RAISEDAL / RAISEReadingList

This repository contains a reading list of Software Engineering papers and articles!
0 stars 0 forks source link

Paper Review: Fast Detection of Duplicate Bug Reports using LDA-based Topic Modeling and Classification #50

Open SigmaJahan opened 1 year ago

SigmaJahan commented 1 year ago

Publisher

2020 IEEE International Conference on Systems, Man, and Cybernetics (SMC)

Link to The Paper

https://ieeexplore.ieee.org/document/9283289

Name of The Authors

Thangarajah Akilan; Dhruvit Shah; Nishi Patel; Rinkal Mehta

Year of Publication

2020

Summary

In the software industry, reporting software bugs is a crucial step. Upon assigning the bug reports, software developers spend a lot of time fixing the bugs. Still, they must be checked for duplication before assigning the bugs to make the whole process effective and save valuable time and resources. In this research [1], a hybrid model using the topic modeling with pre-trained word embedding is implemented, based on LDA with the conjunction of pre-trained neural network-based word embedding (fastText, GloVE, Word2Vec, and a fusion them) are then employed for feature extraction. To measure the textual similarity, a unified similarity (hybridization of Cosine similarity and Euclidean distance) measurement is used for ranking the topmost similar bug reports. The suggested methodology was evaluated on the Eclipse dataset, which included over 80,000 bug reports that included both master and duplicate reports, and just the report descriptions were used to detect duplicates. With three times faster calculation than the traditional classification model, their hybrid model obtains a recall rate of 67% for Top-N predictions.

Contributions of The Paper

Comments

This research proposed a hybrid model leveraging both clustering and classification. The model exploits Latent Dirichlet Allocation (LDA) for topic-based clustering, single-modal, and multi-modal text representation, and a unified text similarity measure using Cosine and Euclidean metrics for ranking the topmost similar bug reports.

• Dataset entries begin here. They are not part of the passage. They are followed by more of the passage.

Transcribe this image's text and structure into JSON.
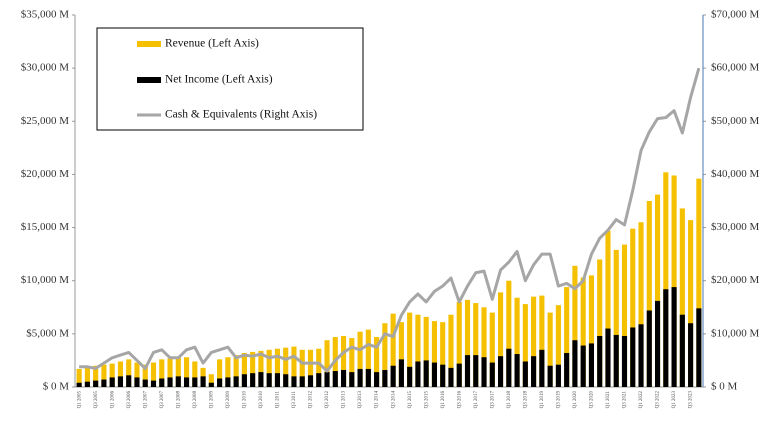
{
  "chart_data": {
    "type": "bar",
    "categories": [
      "Q1 2005",
      null,
      "Q3 2005",
      null,
      "Q1 2006",
      null,
      "Q3 2006",
      null,
      "Q1 2007",
      null,
      "Q3 2007",
      null,
      "Q1 2008",
      null,
      "Q3 2008",
      null,
      "Q1 2009",
      null,
      "Q3 2009",
      null,
      "Q1 2010",
      null,
      "Q3 2010",
      null,
      "Q1 2011",
      null,
      "Q3 2011",
      null,
      "Q1 2012",
      null,
      "Q3 2012",
      null,
      "Q1 2013",
      null,
      "Q3 2013",
      null,
      "Q1 2014",
      null,
      "Q3 2014",
      null,
      "Q1 2015",
      null,
      "Q3 2015",
      null,
      "Q1 2016",
      null,
      "Q3 2016",
      null,
      "Q1 2017",
      null,
      "Q3 2017",
      null,
      "Q1 2018",
      null,
      "Q3 2018",
      null,
      "Q1 2019",
      null,
      "Q3 2019",
      null,
      "Q1 2020",
      null,
      "Q3 2020",
      null,
      "Q1 2021",
      null,
      "Q3 2021",
      null,
      "Q1 2022",
      null,
      "Q3 2022",
      null,
      "Q1 2023",
      null,
      "Q3 2023",
      null
    ],
    "series": [
      {
        "name": "Revenue (Left Axis)",
        "type": "bar",
        "axis": "y",
        "color": "#f5c000",
        "values": [
          1700,
          1900,
          2000,
          2100,
          2200,
          2400,
          2600,
          2300,
          2100,
          2300,
          2600,
          2700,
          2800,
          2800,
          2400,
          1800,
          1200,
          2600,
          2800,
          3000,
          3200,
          3300,
          3400,
          3500,
          3600,
          3700,
          3800,
          3500,
          3500,
          3600,
          4400,
          4700,
          4800,
          4600,
          5200,
          5400,
          4700,
          6000,
          6900,
          6100,
          7000,
          6800,
          6600,
          6200,
          6100,
          6800,
          8000,
          8200,
          7900,
          7500,
          7000,
          8900,
          10000,
          8400,
          7800,
          8500,
          8600,
          7000,
          7700,
          9400,
          11400,
          10300,
          10500,
          12000,
          14700,
          12900,
          13400,
          14900,
          15500,
          17500,
          18100,
          20200,
          19900,
          16800,
          15700,
          19600
        ]
      },
      {
        "name": "Net Income (Left Axis)",
        "type": "bar",
        "axis": "y",
        "color": "#000000",
        "values": [
          400,
          500,
          600,
          700,
          900,
          1000,
          1100,
          900,
          700,
          600,
          800,
          900,
          1000,
          900,
          900,
          1000,
          400,
          800,
          900,
          1000,
          1200,
          1300,
          1400,
          1300,
          1300,
          1200,
          1000,
          1000,
          1100,
          1300,
          1400,
          1500,
          1600,
          1400,
          1700,
          1700,
          1400,
          1600,
          2000,
          2600,
          1900,
          2400,
          2500,
          2300,
          2100,
          1800,
          2200,
          3000,
          3000,
          2800,
          2300,
          2900,
          3600,
          3100,
          2400,
          2900,
          3500,
          2000,
          2100,
          3200,
          4400,
          3900,
          4100,
          4800,
          5500,
          4900,
          4800,
          5600,
          5900,
          7200,
          8100,
          9200,
          9400,
          6800,
          6000,
          7400
        ]
      },
      {
        "name": "Cash & Equivalents (Right Axis)",
        "type": "line",
        "axis": "y2",
        "color": "#a6a6a6",
        "values": [
          3800,
          3800,
          3500,
          4500,
          5500,
          6000,
          6500,
          5000,
          3500,
          6500,
          7000,
          5500,
          5500,
          7000,
          7500,
          4500,
          6500,
          7000,
          7500,
          5500,
          6000,
          5800,
          6200,
          5500,
          5800,
          5200,
          5800,
          4500,
          4500,
          4500,
          3000,
          5000,
          6500,
          7500,
          7000,
          8000,
          7500,
          10000,
          9500,
          13500,
          16000,
          17500,
          16000,
          18000,
          19000,
          20500,
          16000,
          19000,
          21500,
          21800,
          16500,
          22000,
          23500,
          25500,
          20000,
          23000,
          25000,
          25000,
          19000,
          19500,
          18500,
          20000,
          25000,
          28000,
          29500,
          31500,
          30500,
          37000,
          44500,
          48000,
          50500,
          50700,
          52000,
          47800,
          54500,
          60000
        ]
      }
    ],
    "ylim": [
      0,
      35000
    ],
    "yticks": [
      {
        "value": 0,
        "label": "$ 0 M"
      },
      {
        "value": 5000,
        "label": "$5,000 M"
      },
      {
        "value": 10000,
        "label": "$10,000 M"
      },
      {
        "value": 15000,
        "label": "$15,000 M"
      },
      {
        "value": 20000,
        "label": "$20,000 M"
      },
      {
        "value": 25000,
        "label": "$25,000 M"
      },
      {
        "value": 30000,
        "label": "$30,000 M"
      },
      {
        "value": 35000,
        "label": "$35,000 M"
      }
    ],
    "y2lim": [
      0,
      70000
    ],
    "y2ticks": [
      {
        "value": 0,
        "label": "$ 0 M"
      },
      {
        "value": 10000,
        "label": "$10,000 M"
      },
      {
        "value": 20000,
        "label": "$20,000 M"
      },
      {
        "value": 30000,
        "label": "$30,000 M"
      },
      {
        "value": 40000,
        "label": "$40,000 M"
      },
      {
        "value": 50000,
        "label": "$50,000 M"
      },
      {
        "value": 60000,
        "label": "$60,000 M"
      },
      {
        "value": 70000,
        "label": "$70,000 M"
      }
    ],
    "legend": "top-left"
  }
}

After modeling the topics (n=10), they applied fastText, GloVe, and a hybrid combination of all of them for word embedding. Facebook proposed fastText [6] in 2016, which augments the extensively adopted Word2Vec [5] word embedding approach relies on the skip-gram model to portray each word as a bag of character n-grams rather than feeding single words into the neural network. The second embedding approach is GLoVe [6], a count-based model that differs from word2vec, a predictive model. It is based on matrix factorization techniques on the word-context matrix and is a count-based model. These two neural natural language processing techniques are implemented on the top 10 clusters generated from LDA individually for feature extraction. Lastly, they used multi-modality feature extraction by employing all the combinations of Word2Vec, fastText, and GloVe simply by calculating the average concatenation operation of vectors from both models. The concatenation approach is not validated by any relevant research or even by another dataset; what is the purpose of concatenating as they are already pre-trained? The limitation or weakness of different approaches in a literature review where similar work in a slightly different domain exists is not mentioned. The paper might have missed a few recommendation techniques from the literature.

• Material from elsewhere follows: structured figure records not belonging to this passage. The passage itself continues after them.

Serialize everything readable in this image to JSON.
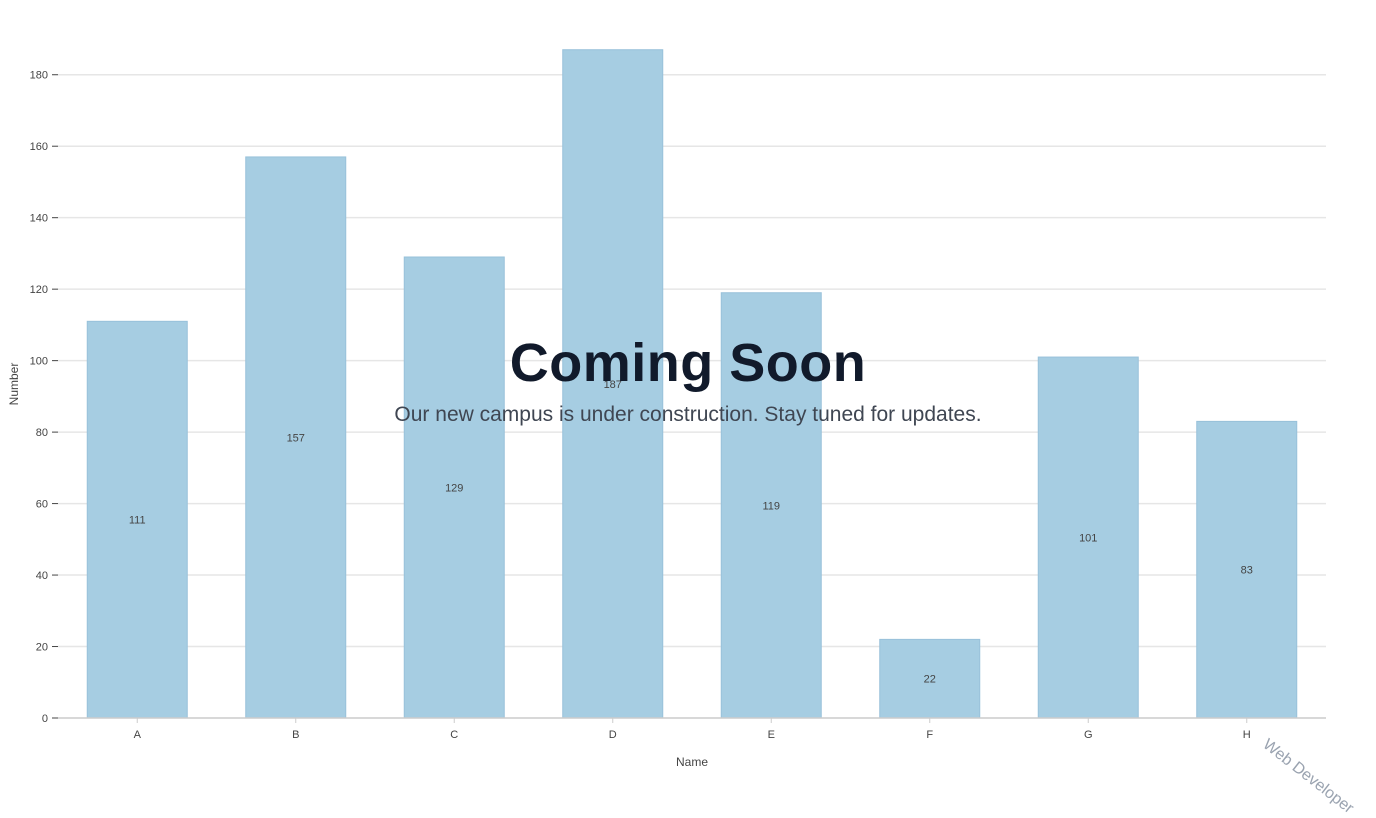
{
  "overlay": {
    "title": "Coming Soon",
    "subtitle": "Our new campus is under construction. Stay tuned for updates."
  },
  "watermark": "Web Developer",
  "colors": {
    "bar_fill": "#a6cde2",
    "bar_stroke": "#98c1da",
    "grid": "#e6e6e6",
    "axis": "#cccccc",
    "text": "#444444"
  },
  "chart_data": {
    "type": "bar",
    "title": "",
    "xlabel": "Name",
    "ylabel": "Number",
    "categories": [
      "A",
      "B",
      "C",
      "D",
      "E",
      "F",
      "G",
      "H"
    ],
    "values": [
      111,
      157,
      129,
      187,
      119,
      22,
      101,
      83
    ],
    "ylim": [
      0,
      190
    ],
    "yticks": [
      0,
      20,
      40,
      60,
      80,
      100,
      120,
      140,
      160,
      180
    ],
    "grid": true,
    "legend": "none",
    "data_labels": "center"
  }
}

The evaluation part has only evaluated the model using 200 sample duplicate bug reports, whereas relevant researchers use a larger sample size. What is the validation and explanation behind choosing 200 as the sample size? This small sample size does not represent with 95% confidence interval with a 5% margin error in terms of the data size.

While choosing the K values for recommending the top k most similar duplicate bug reports, they have chosen 2.5k as one of the K values. No other existing research has used this as their K value, and in terms of real-life application, this is not feasible. What is the point of demonstrating the result using such a value that will not be used in industry settings?

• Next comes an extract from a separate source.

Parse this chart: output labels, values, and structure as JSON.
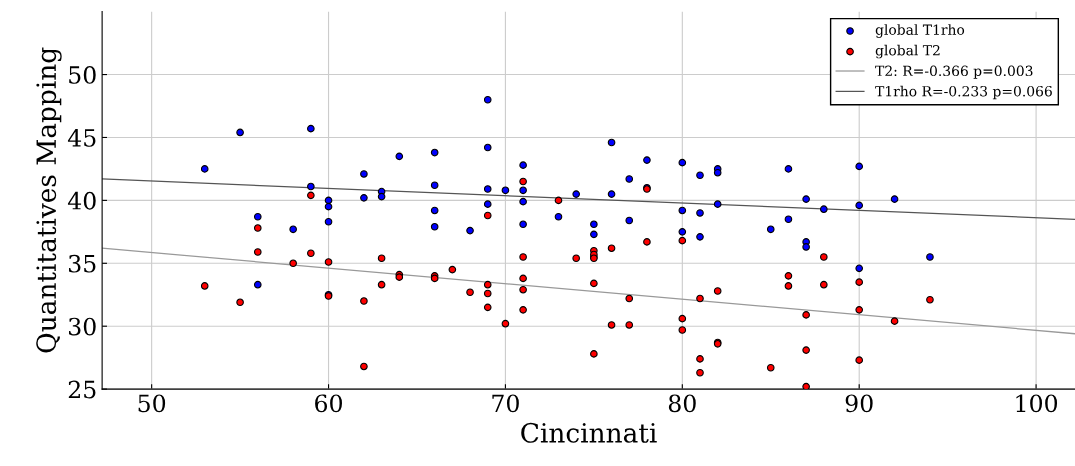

To measure the similarity between bug reports, instead of just one similarity measurement technique, they used a unified similarity measure consisting of Cosine similarities and Euclidean distance by taking the average like in the research to generate Top-K recommendations of duplicate bug reports. But in theory, for document similarity in duplicate bug reports detection, primarily Cosine Similarity is used because it can mitigate the drawback of Euclidean Similarity measurement [4]. The disadvantage is that if two data vectors share no attribute values, their distance may be lower than another pair of data vectors with the same attribute values.

According to the experiment, the single-modality feature extraction using GloVe performed as the second-best model in the research paper Recall rate-wise. Still, it outperforms their best-claimed multi-modality feature extraction model (Fusion of FastText and GloVe) in terms of time; why are the authors recommending the Fusion of FastText and GloVe as the best approach in this paper? Is the trade-off of computational resources and time worthwhile in this case for little to no improved accuracy rate? The future work for this research is not stated clearly in conclusion. Threats to validity are missing as well from the paper.